Sokolov and colleagues investigated different shapes and arrangements of gears. They showed that gears with teeth either on the inside or on the outside will rotate, as in Figure 3, A-H. They then added a second gear for bacteria to spin. If two gears are close enough to each other, then their teeth ‘catch’ as in Figure 3, I and J.

Sokolov results
Figure 3: Time lapses of bacteria pushing gears with teeth on the outside (A – D), teeth on the inside (E – H), and two gears at once (I and J). Red arrows correspond to the spinning direction of the gear and black arrows point to the tracked spot on the gear. Image from original article.
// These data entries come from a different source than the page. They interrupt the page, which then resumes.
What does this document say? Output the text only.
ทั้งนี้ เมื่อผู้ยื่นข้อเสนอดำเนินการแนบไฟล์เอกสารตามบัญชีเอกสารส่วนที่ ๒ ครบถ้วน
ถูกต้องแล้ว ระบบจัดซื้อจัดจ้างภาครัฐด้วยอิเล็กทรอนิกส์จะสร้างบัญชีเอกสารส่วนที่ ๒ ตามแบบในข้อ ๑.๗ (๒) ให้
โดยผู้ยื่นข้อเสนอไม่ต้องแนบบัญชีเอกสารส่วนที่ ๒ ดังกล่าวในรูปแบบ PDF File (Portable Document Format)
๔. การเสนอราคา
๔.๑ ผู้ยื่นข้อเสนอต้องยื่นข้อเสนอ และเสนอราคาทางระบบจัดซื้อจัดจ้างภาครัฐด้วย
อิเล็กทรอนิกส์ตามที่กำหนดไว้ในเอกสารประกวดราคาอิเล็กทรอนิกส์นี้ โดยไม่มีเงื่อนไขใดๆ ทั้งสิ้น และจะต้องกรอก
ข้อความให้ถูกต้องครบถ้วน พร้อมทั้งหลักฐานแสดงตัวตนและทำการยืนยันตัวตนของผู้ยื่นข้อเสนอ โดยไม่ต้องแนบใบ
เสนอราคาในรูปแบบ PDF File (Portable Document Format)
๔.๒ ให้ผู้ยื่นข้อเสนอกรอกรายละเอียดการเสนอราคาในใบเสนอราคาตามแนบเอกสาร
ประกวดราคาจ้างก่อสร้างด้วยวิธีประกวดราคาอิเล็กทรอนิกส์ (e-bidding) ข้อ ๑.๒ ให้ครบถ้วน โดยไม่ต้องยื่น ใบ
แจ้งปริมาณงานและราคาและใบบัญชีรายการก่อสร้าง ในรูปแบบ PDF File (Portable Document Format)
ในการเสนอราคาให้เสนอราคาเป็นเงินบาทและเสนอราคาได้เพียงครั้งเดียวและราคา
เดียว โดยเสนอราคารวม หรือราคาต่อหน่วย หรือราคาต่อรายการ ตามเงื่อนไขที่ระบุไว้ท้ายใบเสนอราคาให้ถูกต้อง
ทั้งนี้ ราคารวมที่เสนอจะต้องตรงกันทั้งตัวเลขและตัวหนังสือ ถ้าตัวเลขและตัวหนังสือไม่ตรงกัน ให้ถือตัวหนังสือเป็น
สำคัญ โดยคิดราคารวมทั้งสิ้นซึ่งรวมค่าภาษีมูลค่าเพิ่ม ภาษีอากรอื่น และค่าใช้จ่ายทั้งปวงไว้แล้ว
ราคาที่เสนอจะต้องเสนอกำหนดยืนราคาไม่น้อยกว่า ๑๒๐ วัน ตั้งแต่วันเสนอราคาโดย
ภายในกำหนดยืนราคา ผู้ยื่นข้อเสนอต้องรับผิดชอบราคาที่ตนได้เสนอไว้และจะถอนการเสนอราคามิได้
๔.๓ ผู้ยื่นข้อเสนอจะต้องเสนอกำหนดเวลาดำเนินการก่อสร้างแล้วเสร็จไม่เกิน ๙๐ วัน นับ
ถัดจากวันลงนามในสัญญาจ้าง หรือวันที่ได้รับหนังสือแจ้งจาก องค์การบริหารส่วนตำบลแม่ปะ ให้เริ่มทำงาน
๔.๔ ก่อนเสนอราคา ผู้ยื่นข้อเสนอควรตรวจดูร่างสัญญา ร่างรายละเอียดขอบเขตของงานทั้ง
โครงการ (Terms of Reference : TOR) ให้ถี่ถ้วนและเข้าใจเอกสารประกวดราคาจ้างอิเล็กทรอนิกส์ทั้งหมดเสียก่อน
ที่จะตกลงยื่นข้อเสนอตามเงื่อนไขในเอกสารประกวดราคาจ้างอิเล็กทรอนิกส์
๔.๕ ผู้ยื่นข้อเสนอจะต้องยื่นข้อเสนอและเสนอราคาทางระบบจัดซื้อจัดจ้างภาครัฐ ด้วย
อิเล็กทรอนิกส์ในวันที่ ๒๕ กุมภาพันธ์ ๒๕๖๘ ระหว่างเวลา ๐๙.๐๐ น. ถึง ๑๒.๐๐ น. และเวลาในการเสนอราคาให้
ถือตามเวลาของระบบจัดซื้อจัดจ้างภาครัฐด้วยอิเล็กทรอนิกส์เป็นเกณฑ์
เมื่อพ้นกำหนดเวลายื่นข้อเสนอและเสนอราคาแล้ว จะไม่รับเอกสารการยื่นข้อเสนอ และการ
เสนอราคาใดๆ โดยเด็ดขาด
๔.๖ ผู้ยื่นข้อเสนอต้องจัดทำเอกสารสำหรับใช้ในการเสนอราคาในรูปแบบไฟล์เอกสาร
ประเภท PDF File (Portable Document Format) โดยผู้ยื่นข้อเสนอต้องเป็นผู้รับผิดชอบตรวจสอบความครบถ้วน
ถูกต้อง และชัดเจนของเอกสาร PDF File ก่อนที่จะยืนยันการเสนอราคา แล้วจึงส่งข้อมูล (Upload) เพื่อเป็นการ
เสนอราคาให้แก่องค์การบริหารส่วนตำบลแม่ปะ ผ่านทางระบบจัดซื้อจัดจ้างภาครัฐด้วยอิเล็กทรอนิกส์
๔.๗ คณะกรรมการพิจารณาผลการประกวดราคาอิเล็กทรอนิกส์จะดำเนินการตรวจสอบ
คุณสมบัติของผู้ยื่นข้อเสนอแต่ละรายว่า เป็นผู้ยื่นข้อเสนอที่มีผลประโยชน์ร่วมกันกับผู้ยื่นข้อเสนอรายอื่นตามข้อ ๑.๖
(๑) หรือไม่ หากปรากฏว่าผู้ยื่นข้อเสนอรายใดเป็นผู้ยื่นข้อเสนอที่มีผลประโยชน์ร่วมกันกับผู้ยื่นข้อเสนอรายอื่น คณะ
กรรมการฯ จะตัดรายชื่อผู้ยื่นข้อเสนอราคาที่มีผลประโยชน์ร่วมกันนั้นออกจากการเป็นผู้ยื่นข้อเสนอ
Bacteria turning a gear are an example of a non-equilibrium system.  A system at equilibrium doesn’t consume any energy and doesn’t produce useful work. This might be surprising, but if a gear was placed in an equilibrium system, such as atoms in a gas, it would never rotate. An atom encountering a wall or a corner of a gear will simply bounce off, and the net torque produced by all the atoms bouncing off the gear is zero, no matter what shape it is. The difference between atoms in a gas and bacteria in a fluid is that bacteria have their own internal source of energy, and hence are not at thermodynamic equilibrium. A “running” bacterium will not just bounce off of the wall of a gear corner. Instead, its swimming will rotate the gear by the corner until the next time the bacterium “tumbles” and reorients.

 

Are gears rotated by bacteria actually a useful system? Sokolov and colleagues estimate that the power generated by the bacteria is 10^{-15} watts. Most electronic components, such as the ones in a cell phone, require power on the order of 10^{-6} watts. These bacteria are not — as yet — generating nearly enough power for real-world machines. Although the rotation of the gear is not powerful enough to be useful, it is amazing that such small creatures are able to do so at all.  

 

One Reply to “Not Just Spinning Their Gears: Extracting Useful Work from Bacterial Swarms”
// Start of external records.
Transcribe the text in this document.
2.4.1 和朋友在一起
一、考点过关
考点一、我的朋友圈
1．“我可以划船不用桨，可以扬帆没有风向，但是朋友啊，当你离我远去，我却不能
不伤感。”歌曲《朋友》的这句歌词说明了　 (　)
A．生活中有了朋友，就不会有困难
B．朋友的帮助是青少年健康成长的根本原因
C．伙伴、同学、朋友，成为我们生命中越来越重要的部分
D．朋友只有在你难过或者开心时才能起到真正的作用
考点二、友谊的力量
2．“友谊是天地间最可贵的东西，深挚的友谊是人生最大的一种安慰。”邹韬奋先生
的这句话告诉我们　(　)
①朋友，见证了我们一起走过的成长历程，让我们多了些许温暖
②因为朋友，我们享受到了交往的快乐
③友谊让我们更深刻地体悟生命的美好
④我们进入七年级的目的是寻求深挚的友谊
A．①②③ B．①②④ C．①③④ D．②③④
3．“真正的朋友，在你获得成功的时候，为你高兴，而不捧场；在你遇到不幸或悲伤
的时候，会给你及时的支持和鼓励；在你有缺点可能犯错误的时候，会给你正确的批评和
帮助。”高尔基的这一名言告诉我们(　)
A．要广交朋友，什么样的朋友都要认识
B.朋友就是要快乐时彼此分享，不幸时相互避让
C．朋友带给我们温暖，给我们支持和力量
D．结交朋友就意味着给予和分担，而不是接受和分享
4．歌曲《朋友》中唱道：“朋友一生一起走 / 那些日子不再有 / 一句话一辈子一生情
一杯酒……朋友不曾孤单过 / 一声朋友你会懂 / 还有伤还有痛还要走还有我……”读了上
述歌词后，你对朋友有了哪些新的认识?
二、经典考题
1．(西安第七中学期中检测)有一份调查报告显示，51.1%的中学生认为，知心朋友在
  1. Great article and a great Web site. Just a thought. You point out that the power output is orders of magnitude smaller than typical devices. But that makes me wonder if one could take advantage of their minute power output to control a larger power source. E.g. to orient components towards a light source or to open and close gates that control the flow of fluids by temperature, etc. I could imagine a bacteria powered mechanism to keep tiny volumes nearby at different temperatures, for instance. Or to keep every region of a larger volume at the same temperature. Different kinds of bacteria love/hate light, move to or away from heat or chemicals, etc. Maybe its a problem of finding the right application, bacterium, and mechanism?